Ausgabe: 2010/09, Kritik, Konservative, Buch, Kapitalismus, Finanzmarkt, Politik, Paranoia
03.03.2010
Wieder eines der Bücher, die schonungslos die Ursachen der Krise des Kapitalismus in Gestalt der Finanzmärkte aufzeigen. Eines der Bücher gegen die Globalisierungs-Sünden. Oder doch ein Buch mit anderem Zugang? Robert Misik, ein „linker“ österreichischer Autor, hat es geschrieben, der „Aufbau“-Verlag, einst ein renommierter DDR-Verlag hat es auf den Markt gebracht. Dialektisch deckt Misik scheinbare Widersprüche auf. Konservative beklagen den Werteverfall, gleichzeitig wünschen sie sich ihn, wenn sie von zugewanderten Muslimen fordern, sie müssten sich unseren Werten zuwenden.
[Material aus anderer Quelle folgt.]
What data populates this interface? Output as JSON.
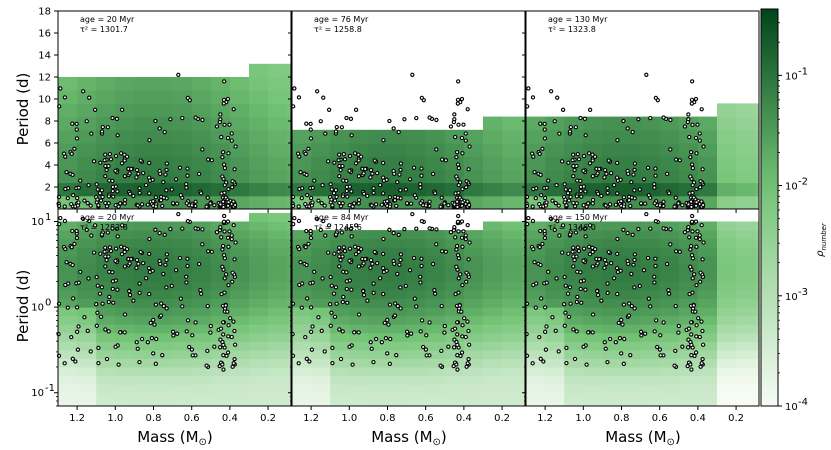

Misik fragt, wie das gehen soll: Die Muslime sollen sich zu etwas bekennen, was wir verloren haben? „Der Konservative fühlt sich maximal bedroht“, schreibt Misik und nennt es eine „paranoide Angstlust vor dem absoluten Bösen“, die sich in unseren Gesellschaften breitmache. Was immer er beschreibt, es läuft auf eine Diagnose hinaus: „Die Konservativen geben immer die falschen Antworten.“ Sie tun es, wenn sie den Untergang des Abendlandes beklagen, den Achtundsechzigern an allem die Schuld geben, an die Starken glauben, die gewinnen würden, oder wenn sie die Familie lieben, vorausgesetzt es ist keine türkische Großfamilie. Misik schreibt von einer veränderbaren Welt, in der gewinnt, wer am besten kooperiert, nicht wer am besten konkurriert. Das ist übrigens eine These, die auch Christian Felber landauf, landab „predigt“. Ein ideologisches Buch, gewiss, aber Neoliberalismus ist auch ideologisch, Wirtschaftskrisen haben ebenfalls ideologischen Hintergrund. Ein Buch, das zwingt, nachzudenken und – noch schöner – Position zu beziehen.
Politik der Paranoia. Gegen die neuen Konservativen, Robert Misik, Aufbau Verlag, 208 Seiten, 17,95 Euro.